Die Kirchen in Deutschland haben diesen Diskussionsprozess engagiert begleitet. Schon 1999 hatten sie gemeinsam eine „Christliche Patientenverfügung“ vorgestellt. In ihrer Reaktion auf die Bundestagsentscheidung würdigten nun die Deutsche Bischofskonferenz und das Zentralkomitee der deutschen Katholiken (ZdK) vor allem die ernsthafte Auseinandersetzung und die gesellschaftlich wertvolle Debatte der Parlamentarier.

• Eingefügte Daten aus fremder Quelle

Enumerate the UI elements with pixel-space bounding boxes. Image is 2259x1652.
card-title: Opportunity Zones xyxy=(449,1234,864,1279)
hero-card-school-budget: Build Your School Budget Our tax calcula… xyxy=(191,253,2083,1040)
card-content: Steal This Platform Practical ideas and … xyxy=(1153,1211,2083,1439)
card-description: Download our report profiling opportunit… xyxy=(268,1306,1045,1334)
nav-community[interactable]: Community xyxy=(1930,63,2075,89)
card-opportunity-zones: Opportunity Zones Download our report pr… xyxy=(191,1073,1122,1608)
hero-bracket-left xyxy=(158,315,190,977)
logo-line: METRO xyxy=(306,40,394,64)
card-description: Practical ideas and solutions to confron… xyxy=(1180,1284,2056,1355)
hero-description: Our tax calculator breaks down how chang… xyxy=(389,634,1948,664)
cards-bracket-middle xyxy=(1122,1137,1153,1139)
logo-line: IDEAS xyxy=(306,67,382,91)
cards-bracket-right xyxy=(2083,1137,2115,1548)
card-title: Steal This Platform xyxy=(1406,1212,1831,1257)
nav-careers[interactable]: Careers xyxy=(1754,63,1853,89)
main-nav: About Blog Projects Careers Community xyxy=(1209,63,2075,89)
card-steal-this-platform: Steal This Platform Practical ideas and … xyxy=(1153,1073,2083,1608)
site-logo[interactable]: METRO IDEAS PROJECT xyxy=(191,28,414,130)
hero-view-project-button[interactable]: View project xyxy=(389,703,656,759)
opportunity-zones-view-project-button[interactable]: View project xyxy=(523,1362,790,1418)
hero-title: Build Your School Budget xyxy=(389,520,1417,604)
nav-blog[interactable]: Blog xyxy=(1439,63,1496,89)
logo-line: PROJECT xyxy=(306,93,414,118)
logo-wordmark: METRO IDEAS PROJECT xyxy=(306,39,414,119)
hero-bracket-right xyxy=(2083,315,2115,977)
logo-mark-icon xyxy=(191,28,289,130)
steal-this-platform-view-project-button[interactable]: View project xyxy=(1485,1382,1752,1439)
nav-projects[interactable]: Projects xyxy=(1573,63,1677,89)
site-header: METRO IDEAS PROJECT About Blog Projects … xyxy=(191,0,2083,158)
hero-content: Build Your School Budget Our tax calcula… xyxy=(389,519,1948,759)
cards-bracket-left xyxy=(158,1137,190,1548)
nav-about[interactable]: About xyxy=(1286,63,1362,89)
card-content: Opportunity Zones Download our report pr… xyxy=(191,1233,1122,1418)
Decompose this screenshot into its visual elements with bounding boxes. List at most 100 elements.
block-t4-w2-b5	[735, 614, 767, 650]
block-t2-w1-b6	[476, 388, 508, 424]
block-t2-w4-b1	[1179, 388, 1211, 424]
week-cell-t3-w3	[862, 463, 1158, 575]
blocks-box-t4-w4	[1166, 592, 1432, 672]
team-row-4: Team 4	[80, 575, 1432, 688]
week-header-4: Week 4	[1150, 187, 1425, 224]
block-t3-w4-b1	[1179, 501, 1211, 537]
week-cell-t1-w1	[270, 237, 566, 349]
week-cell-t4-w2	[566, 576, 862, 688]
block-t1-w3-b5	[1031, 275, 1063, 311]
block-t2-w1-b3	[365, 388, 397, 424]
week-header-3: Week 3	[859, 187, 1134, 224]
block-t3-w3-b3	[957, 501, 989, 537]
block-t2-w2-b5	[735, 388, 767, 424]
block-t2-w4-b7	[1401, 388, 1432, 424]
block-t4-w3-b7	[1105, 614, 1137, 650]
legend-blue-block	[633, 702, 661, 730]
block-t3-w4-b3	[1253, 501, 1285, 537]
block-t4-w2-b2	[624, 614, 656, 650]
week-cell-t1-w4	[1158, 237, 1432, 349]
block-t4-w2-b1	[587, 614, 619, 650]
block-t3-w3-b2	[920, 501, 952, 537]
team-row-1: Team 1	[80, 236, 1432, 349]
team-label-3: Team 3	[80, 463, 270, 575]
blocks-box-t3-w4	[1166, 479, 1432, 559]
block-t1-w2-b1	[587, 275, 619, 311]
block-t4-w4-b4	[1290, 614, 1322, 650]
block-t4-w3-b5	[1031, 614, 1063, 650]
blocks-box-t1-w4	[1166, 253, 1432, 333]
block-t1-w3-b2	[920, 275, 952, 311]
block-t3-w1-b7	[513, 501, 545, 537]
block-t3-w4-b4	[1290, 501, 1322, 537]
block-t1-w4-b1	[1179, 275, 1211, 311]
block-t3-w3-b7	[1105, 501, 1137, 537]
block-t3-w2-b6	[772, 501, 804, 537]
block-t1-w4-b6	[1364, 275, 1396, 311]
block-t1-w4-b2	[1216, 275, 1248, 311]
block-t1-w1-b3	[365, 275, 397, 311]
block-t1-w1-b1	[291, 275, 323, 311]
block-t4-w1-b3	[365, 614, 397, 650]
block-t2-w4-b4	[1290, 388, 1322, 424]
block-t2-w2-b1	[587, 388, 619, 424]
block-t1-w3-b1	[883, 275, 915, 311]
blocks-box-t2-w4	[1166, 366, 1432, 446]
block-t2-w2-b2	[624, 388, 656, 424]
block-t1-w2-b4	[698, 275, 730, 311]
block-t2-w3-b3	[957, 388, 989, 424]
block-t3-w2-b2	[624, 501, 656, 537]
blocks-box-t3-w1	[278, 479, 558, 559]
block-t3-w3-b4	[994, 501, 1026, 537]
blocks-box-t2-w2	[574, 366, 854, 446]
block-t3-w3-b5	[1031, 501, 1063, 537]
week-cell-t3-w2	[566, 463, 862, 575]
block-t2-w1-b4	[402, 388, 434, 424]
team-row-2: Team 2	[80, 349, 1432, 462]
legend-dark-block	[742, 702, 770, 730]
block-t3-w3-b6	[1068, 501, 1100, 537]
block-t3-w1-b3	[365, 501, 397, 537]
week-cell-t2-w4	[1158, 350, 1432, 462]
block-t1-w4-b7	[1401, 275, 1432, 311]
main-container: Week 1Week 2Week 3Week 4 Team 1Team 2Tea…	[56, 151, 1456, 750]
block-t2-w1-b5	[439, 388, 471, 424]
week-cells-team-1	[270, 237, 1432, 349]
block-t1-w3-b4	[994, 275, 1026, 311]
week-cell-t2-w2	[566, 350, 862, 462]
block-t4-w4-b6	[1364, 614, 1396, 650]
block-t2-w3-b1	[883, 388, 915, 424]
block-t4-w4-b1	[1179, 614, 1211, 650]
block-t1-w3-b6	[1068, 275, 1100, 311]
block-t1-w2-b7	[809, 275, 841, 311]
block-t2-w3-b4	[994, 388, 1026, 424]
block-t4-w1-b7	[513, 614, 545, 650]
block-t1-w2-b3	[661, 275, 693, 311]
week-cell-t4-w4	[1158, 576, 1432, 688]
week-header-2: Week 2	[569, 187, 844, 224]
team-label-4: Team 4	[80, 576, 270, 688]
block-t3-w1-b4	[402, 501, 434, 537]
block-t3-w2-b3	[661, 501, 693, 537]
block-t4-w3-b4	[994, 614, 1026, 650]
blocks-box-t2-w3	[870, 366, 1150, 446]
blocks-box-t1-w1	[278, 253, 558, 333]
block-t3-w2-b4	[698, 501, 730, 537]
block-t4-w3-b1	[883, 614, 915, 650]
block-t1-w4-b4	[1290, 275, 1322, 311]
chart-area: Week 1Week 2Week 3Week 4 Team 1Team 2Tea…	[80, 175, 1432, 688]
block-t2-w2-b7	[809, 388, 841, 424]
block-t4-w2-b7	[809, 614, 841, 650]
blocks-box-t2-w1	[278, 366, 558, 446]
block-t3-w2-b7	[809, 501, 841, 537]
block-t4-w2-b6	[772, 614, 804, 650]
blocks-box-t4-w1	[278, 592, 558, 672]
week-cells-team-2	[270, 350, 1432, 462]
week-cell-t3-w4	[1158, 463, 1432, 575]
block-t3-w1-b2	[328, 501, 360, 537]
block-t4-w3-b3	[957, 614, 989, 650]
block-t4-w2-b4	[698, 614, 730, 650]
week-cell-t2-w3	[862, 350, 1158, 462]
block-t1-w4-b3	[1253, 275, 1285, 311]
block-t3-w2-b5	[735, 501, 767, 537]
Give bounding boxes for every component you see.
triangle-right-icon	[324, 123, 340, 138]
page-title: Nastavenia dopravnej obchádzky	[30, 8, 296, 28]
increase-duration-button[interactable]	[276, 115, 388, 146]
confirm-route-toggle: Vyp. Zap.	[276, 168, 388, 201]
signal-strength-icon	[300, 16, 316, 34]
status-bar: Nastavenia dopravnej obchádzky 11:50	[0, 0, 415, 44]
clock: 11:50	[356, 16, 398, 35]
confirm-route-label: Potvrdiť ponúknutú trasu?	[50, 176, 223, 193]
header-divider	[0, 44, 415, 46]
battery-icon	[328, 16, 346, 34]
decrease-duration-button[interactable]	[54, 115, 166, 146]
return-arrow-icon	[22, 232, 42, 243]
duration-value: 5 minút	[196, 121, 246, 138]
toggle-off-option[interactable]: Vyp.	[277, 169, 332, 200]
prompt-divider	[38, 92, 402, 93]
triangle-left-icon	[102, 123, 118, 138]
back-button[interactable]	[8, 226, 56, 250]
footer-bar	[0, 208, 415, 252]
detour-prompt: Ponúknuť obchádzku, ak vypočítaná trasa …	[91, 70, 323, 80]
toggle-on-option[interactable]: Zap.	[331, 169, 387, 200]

Aber beide, und so äußerte sich beispielsweise auch der Vorsitzende des Rates der Evangelischen Kirche in Deutschland, ließen keinen Zweifel daran, dass sie sich eine andere Regelung gewünscht hätten, beziehungsweise entscheidende Fragen nach wie vor offen sehen. Vor allem: Kann eine vorab verfasste Patientenverfügung wirklich dem aktuellen Willen des Schwerkranken entsprechen und seiner individuellen Krankheits- und Sterbesituation gerecht werden? Leistet hier die gefundene Regelung nicht einem gewissen Automatismus Vorschub? Selbstbestimmung des Patienten und Fürsorge stünden jetzt noch nicht im rechten Verhältnis zueinander (vgl. HK, Februar 2007, 83ff.).

Die Kirchen stehen mit dieser Kritik nicht alleine. So wird die Diskussion um die Patientenverfügungen wohl auch nach dieser Entscheidung weitergehen. Aber ließe sich denn auch ernsthaft erwarten, in solchen Fragen je an ein Ende zu kommen?